Bölüm 11

29 2 3
                                    

Mingyu ile kafalarımızı onlara çevirdiğimizde gözüme o çarptı. Taehyung...

Burada tam karşımda duruyordu ve bana bakarak gülümsüyordu. Onu görür görmez sanki herkes etrafımdan gitmişti ve sesler durmuştu. Sanki sadece ikimiz vardık burada. Koyu kahverengi gözleri var fakat gökyüzü gibi bakıyor.

"Jungkooooookk duyuyon mu bizii heeeyy kulağına soktuğum nereye daldın"

"Ha, ne"

"Lan amcık dediklerimin hiçbirini duymadın mı. Bak bu Taehyung, sizi tanıştırmak için getirdim. Hatta bak kıyafetleriniz nerdeyse aynı pişti olmuşsunuz"
(anlamadiksankicoupleoutfitfalan😉)

Sandalyeden kalkıp Taehyung'a doğru yaklaştım. El sıkışmak için elimi uzattım, ne kadar canımı yaksa da. "Memnun old-" Birden elimden tutup beni kendine doğru çekti ve sarıldı. Dudaklarını gizlice kulaklarımın arkasına bastırıp geri çekildi. "Seni özledim bebeğim"

"Jungkook ananı sikcem ama yine daldın bir yerlere" kendime geldiğimde Tehyung bana elini uzatıyordu.

"Ha, özür dilerim daldım da" bende elimi uzatıp elini sıktım. Kalbim çıkacak gibiydi. Onca zaman sonra onu görmek, sıradışıydı. Ama gözlerine ve davranışlarına bakarsak beni hatırlamıyordu. Ve bu kalbime onarılamayacak bir iz bırakacak derecedeydi.

Yavaşça Migyu'nun kulağına eğildim. "Hyung beni cimciklesene"

"Neden"

"B-benim bahsettiğim Taehyung bu."

"Ne, ciddi misin"

"Yemin ederim"

"Seni hatırlamıyor gibi gözüküyor"

"Sus"

"Aranızda ne fısıldaşıyonuz olm sizi biriyle tanıştırıyorum şurda" Jimin ikimizi dürttüğünde önümüze döndük.

"Jimin ve Yoongi biraz gelsenize siz" Mingyu onları kollarından çekiştirip mekanın dışına çıkarttı. Amacı Yoongi ve Jimin'e gerçekleri anlatmak mıydı yoksa Taehyung ve beni yanlız bırakmak mı bilmiyorum. İnşallah ne yaptığını biliyordur. Hem ağlayasım, hem onu tekrar gördüğüm için mutluluktan çıldırasım, hem de beni hatırlamadığı için depresyona giresim var. Hangisini yapsam acaba. Bir yandan onun kucağına çıkıp sarılasım var.

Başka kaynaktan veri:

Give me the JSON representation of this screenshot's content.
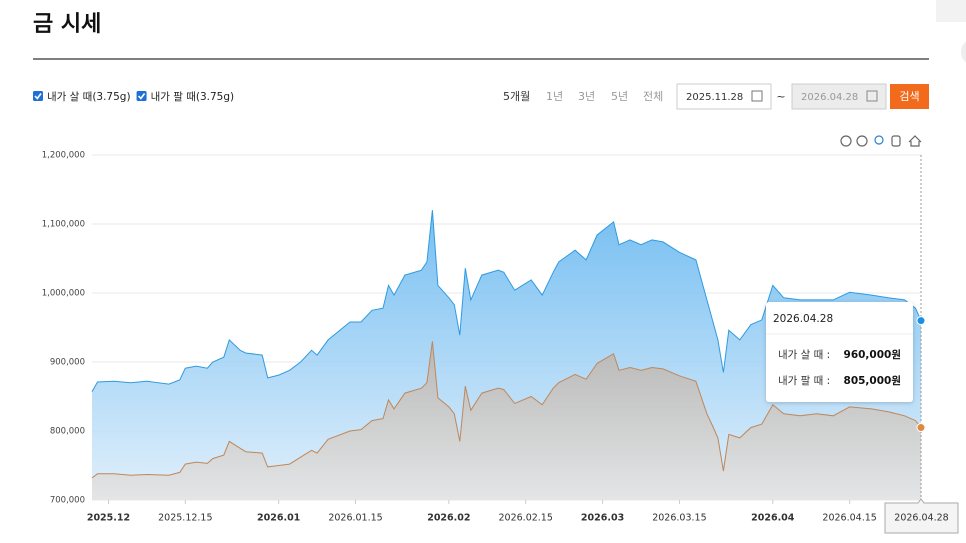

Gözlerim Taehyung'a kaydığında elinin kocaman kesildiğini ve çok fazla kan aktığını gördüm. "Şimdi sana pansuman yapacağım. Biraz canın acıyabilir. Bunu için özür dilerim."

Bir dakika, biz oradayken Taehyung'un eli kesilmişti ve derin kesildiği için yara izi kalmıştı. Yani yaşadıklarımızın rüya olup olmadığını anlamak için Taehyung'un eline bakmak yeterli ama nasıl.

Mingyu'lar geri geldiğinde ben yine Mingyu'nun kolunu dürttüm."Hyung sana bir şey sormam gerek"

İkimiz mekandan çıkıp kenarda duvara yaslandık.

"Hyung, biz oradayken Taehyung'un eli baya derin kesilmişti ve iz kalmıştı. O yaşadıklarımın rüya olup olmadığını anlamak için Taehyung'un eline bakmamız lazım"

"Hmm tamam. Hangi eli kesilmişti."

"Sağ. Ne olursa olsun bakmamız lazım bana yardım eder misin hyungg"

"Sorman hata bebiş bende o iş"

"Sen olmasan ne yapardım acaba"

"Hadi daha fazla üşüme de içeri girelim"

"Tamam, gidelim"

İçeri girdik ve tekrardan bizimkilerin oraya doğru gittik. Tam Jimin'lerin önüne gitmiştik ki Yugyeom birden önüme fırladı.